Jason Wehbe, 37, co-owner of Her, said he had sunk in excess of $300,000 into the business and was so far not making any of it back.
“We were still trying to get the name out there, we didn’t have many people coming,” he told news.com.au.
As a hidden bar, Mr Wehbe said the plan was for word of mouth to fuel their customer base.
“Just before the last lockdown we started to get really good traction, and then that died,” he said.
He added that he was planning on “relying on the bar as a source of income, obviously now I can’t rely on it as I intended”.
Jack Abblitt is the head mixologist of Her Bar and said his bosses were “haemorrhaging money at the moment” because of the fit-out, design and stock in the place.
“The longest day we had trading consecutively without Covid was six days,” he said.
“Everything in Her Bar we make is fresh ingredients. I make my own infused gin. That leads to massive, massive waste.”
Mr Abblitt added that rent was around $2000 a week as it’s “an expensive place to be”.
“Since this on and off lockdown thing is happening, we decided not to do a grand opening.
“We’re just sitting here paying rent just waiting for lockdown to go away and it probably never will.”
Jono Francisco and Sasha Limberger are another pair that only just launched their live music bar before Melbourne was plunged back into lockdown.

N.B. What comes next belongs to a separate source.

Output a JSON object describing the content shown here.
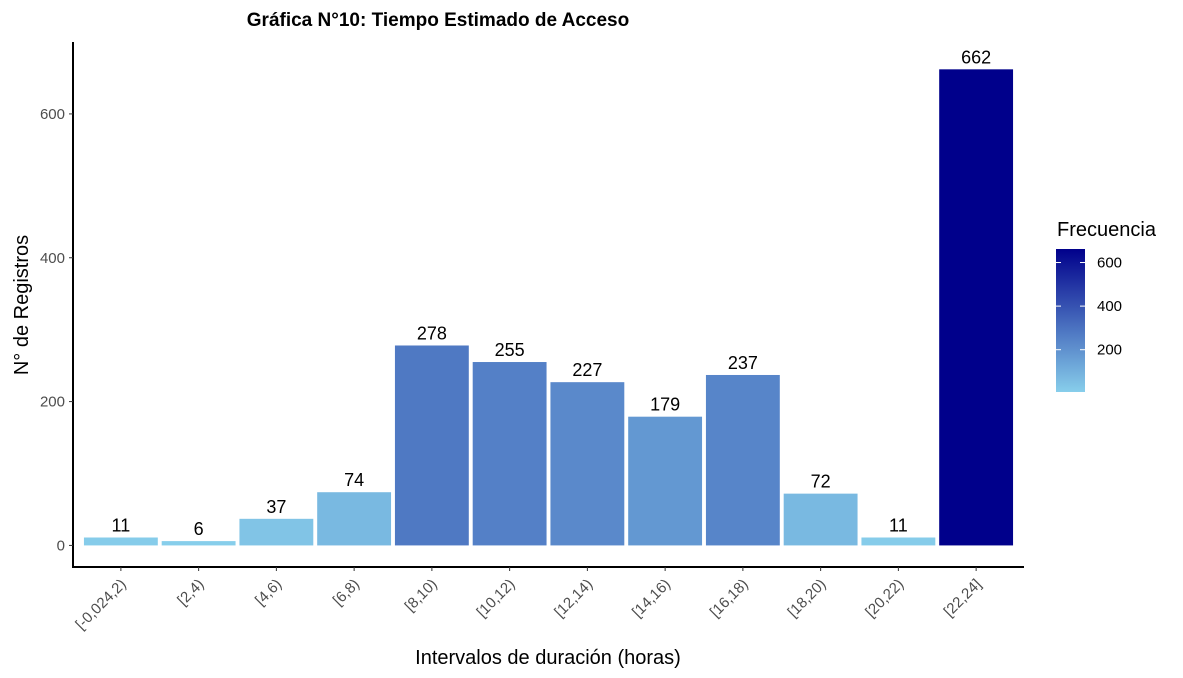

It was a “life long dream” for Mr Francisco to have his own business, so they launched Jono’s Piano Bar in June.
“The inspiration was to help the hospitality and music industry as they have been the hardest hit industry and I was motivated to get it done and rise like a phoenix from the ashes of the pandemic and I thought it would all be over by June, so we took a risk,” he admitted.
The Prahan-based business was open for just five weeks at limited capacity due to restrictions before Melbourne went back into lockdown.
The venue is licenced for 116 people maximum and they were allowed about 75 and this went down to 40 when the Delta strain started to emerge.
The 51-year-old said he expects the piano bar will survive this lockdown, but his hardest task is having to cancel musicians who were booked in.
“It’s very disheartening to call them and postpone their gigs at least three weeks or beyond as there is no talk of hospitality opening up,” he said.
He said a lot of friends in similar businesses have gone under which is “disappointing” but he is hoping to ride out lockdown and come out bigger and better.